The loss could be less New Zealand's - we can win the dour game - than rugby's. The World Cup has left the game in trouble. It would be in less trouble if the Cup had descended to a dirge after the All Blacks departure, giving the game's rulers a resolve to change its laws, but it didn't.

The France-England semifinal and the final were not so bad. They were absorbing, as any close contest for a coveted trophy can be, and good fierce rugby - of a kind.

But not the kind that could keep television audiences watching every weekend.

The Super 14 is the sort of game a professional sport must be. Sadly its franchise coaches will have drawn the obvious conclusion from the past three weeks in France. Each match was won by the side most able to force the other to play with the ball.

This game matters more here than anywhere, even South Africa where soccer has a far greater following. Rugby is our foremost economic brand, our most popular national identity, an achievement in racial integration so effortless it goes unremarked.

Four years hence we will have hosted the World Cup. If the intentions of Martin Snedden's organising committee are realised it will have been an immensely warm, engaging experience for the whole country and players and supporters from visiting countries.

Visiting teams will have been hosted in provincial towns, feted by them, helped perhaps by a month or so of association with the province's rugby and supported by the locality when the team plays its pool matches.

Sports Minister Trevor Mallard has set up a $5 million agency to help promote those possibilities to councils, schools and community groups.

It is just a pity the number of teams could be reduced from the 20 teams that France hosted to 16 in 2011. That is supposed to reduce the number of one-sided matches in pool play.

But who really cares about those? Not the losers who are as glad to get a game in the big league as we were when the All Whites played Brazil. New Zealand is one place where matches between the minnows might attract keen local interest if a town has taken each of the teams to its heart.
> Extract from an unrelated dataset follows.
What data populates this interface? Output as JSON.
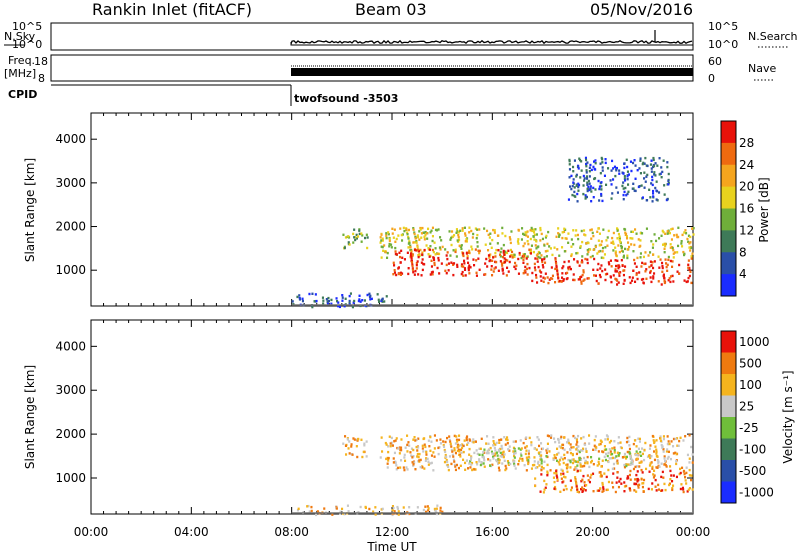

A mere 16 teams would force a change of format for the tournament if it is to produce a decent number of games. One obvious way to create more games would be to replace the knock-out rounds with another round robin, or two, for the qualifiers from the pools.

Quite possibly a finals series would be held to find the winner. One or two commentators abroad are quick to suspect New Zealand wants to replace a one-off final with a series to suit its own chances of winning. They know Henry's team would have beaten any opposition more often than not, as the French coach was good enough to say.

That is one reason not to abandon the running game yet. But there is a better one. If we can host the next World Cup as well as we hope, we might not care quite so much if the All Blacks don't win it. Which perversely would probably help them win it.

But even if they didn't we might agree in the afterglow of hosting that it was better to play a brave game.